OrnaVerum
v 5.10.00
6 Oct 2018
updated 17 Nov 2019

DONALDSON, Mary Ethel Muir (M.E.M.), born Norwood, Surrey, 19 May 1876, died Edinburgh 17 Jan 1958. Author and photographer. Daughter of Mary Isabella Muir and Alexander Donaldson.

Daughter of an emigrant Scot who had moved from Adelaide to England, M.E.M. Donaldson probably derived the means to research and write six substantial books from family connections with the Donaldson Shipping Line. In Scottish Biographies, she described herself as 'author and lecturer' and was often in demand for her illustrated topographical and historical talks.

M.E.M. Donaldson was a pioneer in the expanding field of photography. With bulky plate camera, heavy tripod and equipment, from about 1905 she explored remoter parts of western Inverness-shire and north Argyll, areas largely ignored by travellers and writers. The territory had been dominated by a cadet branch of Clan Donald, and she rationalised her interest as a return to her ancestral land.
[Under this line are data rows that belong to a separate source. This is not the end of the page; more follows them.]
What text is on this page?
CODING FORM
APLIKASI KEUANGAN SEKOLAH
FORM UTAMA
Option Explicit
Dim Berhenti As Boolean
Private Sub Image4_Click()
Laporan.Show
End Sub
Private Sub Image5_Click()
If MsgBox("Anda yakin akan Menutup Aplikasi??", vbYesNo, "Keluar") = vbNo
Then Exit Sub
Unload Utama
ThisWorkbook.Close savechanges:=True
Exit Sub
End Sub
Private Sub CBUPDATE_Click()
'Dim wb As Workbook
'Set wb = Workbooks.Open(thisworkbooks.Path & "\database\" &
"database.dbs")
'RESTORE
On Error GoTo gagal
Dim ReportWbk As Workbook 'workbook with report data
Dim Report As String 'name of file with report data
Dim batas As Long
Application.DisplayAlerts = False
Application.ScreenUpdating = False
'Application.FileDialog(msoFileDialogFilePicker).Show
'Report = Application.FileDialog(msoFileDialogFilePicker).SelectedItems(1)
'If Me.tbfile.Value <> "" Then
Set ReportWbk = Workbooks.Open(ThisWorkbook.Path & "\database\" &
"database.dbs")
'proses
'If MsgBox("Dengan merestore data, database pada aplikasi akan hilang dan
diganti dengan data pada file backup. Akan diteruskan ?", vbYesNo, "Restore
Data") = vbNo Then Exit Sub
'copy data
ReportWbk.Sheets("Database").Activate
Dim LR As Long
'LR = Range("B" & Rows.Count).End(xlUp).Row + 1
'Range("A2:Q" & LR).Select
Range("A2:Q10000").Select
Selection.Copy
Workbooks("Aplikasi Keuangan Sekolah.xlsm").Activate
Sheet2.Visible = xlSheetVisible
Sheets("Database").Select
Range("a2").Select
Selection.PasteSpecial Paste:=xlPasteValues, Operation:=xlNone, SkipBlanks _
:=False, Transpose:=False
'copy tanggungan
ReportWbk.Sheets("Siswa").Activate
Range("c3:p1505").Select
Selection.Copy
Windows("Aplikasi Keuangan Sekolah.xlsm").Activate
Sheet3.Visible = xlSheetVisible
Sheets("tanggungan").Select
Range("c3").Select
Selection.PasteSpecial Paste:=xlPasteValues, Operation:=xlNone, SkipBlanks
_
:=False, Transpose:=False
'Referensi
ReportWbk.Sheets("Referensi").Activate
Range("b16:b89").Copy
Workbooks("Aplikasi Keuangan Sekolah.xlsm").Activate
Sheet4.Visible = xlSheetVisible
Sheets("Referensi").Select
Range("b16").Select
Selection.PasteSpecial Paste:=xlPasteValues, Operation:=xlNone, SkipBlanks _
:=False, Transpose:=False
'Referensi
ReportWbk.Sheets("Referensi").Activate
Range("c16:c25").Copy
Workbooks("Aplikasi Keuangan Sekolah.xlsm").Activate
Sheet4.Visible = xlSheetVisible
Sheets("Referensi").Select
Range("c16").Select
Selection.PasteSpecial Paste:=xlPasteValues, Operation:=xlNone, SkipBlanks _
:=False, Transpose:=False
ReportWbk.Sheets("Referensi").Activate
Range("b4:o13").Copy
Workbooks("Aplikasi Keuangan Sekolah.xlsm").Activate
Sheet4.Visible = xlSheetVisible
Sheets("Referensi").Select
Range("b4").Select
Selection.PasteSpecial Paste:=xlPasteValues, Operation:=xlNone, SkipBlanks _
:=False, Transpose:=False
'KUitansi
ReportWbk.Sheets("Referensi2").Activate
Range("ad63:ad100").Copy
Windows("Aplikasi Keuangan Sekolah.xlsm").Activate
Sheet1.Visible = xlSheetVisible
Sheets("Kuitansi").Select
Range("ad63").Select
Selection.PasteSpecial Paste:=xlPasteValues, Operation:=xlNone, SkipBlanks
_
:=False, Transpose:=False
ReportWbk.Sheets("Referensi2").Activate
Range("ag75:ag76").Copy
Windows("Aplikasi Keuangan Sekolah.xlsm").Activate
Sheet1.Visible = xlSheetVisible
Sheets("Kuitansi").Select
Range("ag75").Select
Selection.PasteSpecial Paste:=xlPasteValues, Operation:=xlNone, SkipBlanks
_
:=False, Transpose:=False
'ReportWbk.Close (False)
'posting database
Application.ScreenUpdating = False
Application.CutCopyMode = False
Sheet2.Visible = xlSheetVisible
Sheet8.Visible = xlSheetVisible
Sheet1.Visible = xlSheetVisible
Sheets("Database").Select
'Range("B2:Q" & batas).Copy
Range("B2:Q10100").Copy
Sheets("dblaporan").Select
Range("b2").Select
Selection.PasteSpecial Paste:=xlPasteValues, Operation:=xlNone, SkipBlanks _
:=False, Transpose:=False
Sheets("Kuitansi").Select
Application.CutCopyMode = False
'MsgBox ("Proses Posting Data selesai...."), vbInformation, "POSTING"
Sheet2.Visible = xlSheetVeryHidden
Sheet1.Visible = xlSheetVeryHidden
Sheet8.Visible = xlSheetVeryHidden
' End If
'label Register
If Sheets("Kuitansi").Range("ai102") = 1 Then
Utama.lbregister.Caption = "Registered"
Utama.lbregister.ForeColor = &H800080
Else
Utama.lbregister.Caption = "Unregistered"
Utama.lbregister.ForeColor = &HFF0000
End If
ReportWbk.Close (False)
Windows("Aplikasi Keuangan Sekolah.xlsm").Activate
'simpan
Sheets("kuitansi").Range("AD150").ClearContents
She was also attracted by the religious affinities of western Inverness-shire, with its strong relict Roman Catholicism and Episcopalianism. She denounced her adopted country's Presbyterianism in her outspoken critique, Scotland's Suppressed History (1935). Her remarkable and sensitive photographic studies depicted what she saw as disappearing aspects of life and subjects rarely photographed. Her work is remarkable for its aesthetic qualities, its engagement with its topics, and as surviving documentation of west Highland life in the early 20th century. Some books were illustrated by her life-long friend and travelling companion, Isabel Bonus, but according to Wanderings in the Western Highlands (1921), watercolour became too expensive. However, photography was already integral to her work, since she selected from 900 negatives to illustrate the book, while apologising for some loss of quality in reproduction.
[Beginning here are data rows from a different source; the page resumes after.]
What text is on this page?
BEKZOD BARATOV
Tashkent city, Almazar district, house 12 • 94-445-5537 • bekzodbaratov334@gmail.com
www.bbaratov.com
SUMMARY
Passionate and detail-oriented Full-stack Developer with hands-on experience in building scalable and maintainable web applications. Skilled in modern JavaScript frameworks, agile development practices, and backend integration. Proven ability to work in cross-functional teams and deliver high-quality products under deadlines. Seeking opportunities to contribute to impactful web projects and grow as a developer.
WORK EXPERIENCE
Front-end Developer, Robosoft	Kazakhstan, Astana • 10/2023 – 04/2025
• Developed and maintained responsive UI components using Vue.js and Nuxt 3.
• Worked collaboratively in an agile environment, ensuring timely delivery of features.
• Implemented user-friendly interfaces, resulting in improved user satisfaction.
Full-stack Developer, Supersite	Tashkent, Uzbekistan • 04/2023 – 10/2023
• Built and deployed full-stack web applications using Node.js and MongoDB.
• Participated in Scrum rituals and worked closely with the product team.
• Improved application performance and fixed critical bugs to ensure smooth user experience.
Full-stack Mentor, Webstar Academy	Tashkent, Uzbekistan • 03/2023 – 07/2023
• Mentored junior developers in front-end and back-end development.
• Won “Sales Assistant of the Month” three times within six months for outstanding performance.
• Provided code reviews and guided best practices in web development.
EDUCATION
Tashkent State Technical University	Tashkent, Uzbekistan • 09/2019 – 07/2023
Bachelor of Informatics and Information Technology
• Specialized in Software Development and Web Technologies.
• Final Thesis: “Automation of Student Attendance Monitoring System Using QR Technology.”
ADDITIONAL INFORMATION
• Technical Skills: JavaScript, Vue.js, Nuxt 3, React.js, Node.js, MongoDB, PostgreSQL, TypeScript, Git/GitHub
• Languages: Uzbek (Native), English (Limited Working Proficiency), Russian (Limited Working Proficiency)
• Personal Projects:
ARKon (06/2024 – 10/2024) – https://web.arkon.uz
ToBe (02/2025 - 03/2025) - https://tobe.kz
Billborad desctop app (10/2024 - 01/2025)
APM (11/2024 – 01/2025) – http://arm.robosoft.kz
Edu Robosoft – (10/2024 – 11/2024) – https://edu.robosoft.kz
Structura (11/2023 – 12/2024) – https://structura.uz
In 1925, M.E.M. Donaldson built at Sanna in Ardnamurchan a house constructed of local materials: it demonstrated imaginatively how new buildings could harmonise with a landscape which she saw as becoming disfigured with abominable structures of alien materials. In 1935, she sold up and left Sanna for Somerset and later Edinburgh; some disenchantment is evident in surviving unpublished writings (NMS: MS 1979.23). Over 1,000 glass-plate negatives are in Inverness Museum and Art Gallery. Another 123 went to the NMS after being used in the affectionate tribute, 'Herself' (1979). HC

NMS: MS 1979.23, Typescript, unpublished 'The building of our home in the Highlands – And much else besides'.

Donaldson, M.E.M., Works as above, and (1919) Tonal Mactonal, (1926) Further Wanderings – mainly in Argyll, (1949) 'Till Scotland Melts in Flame'.

Dunbar, J.T. (1979) 'Herself': the life and photographs of M.E.M. Donaldson; SB.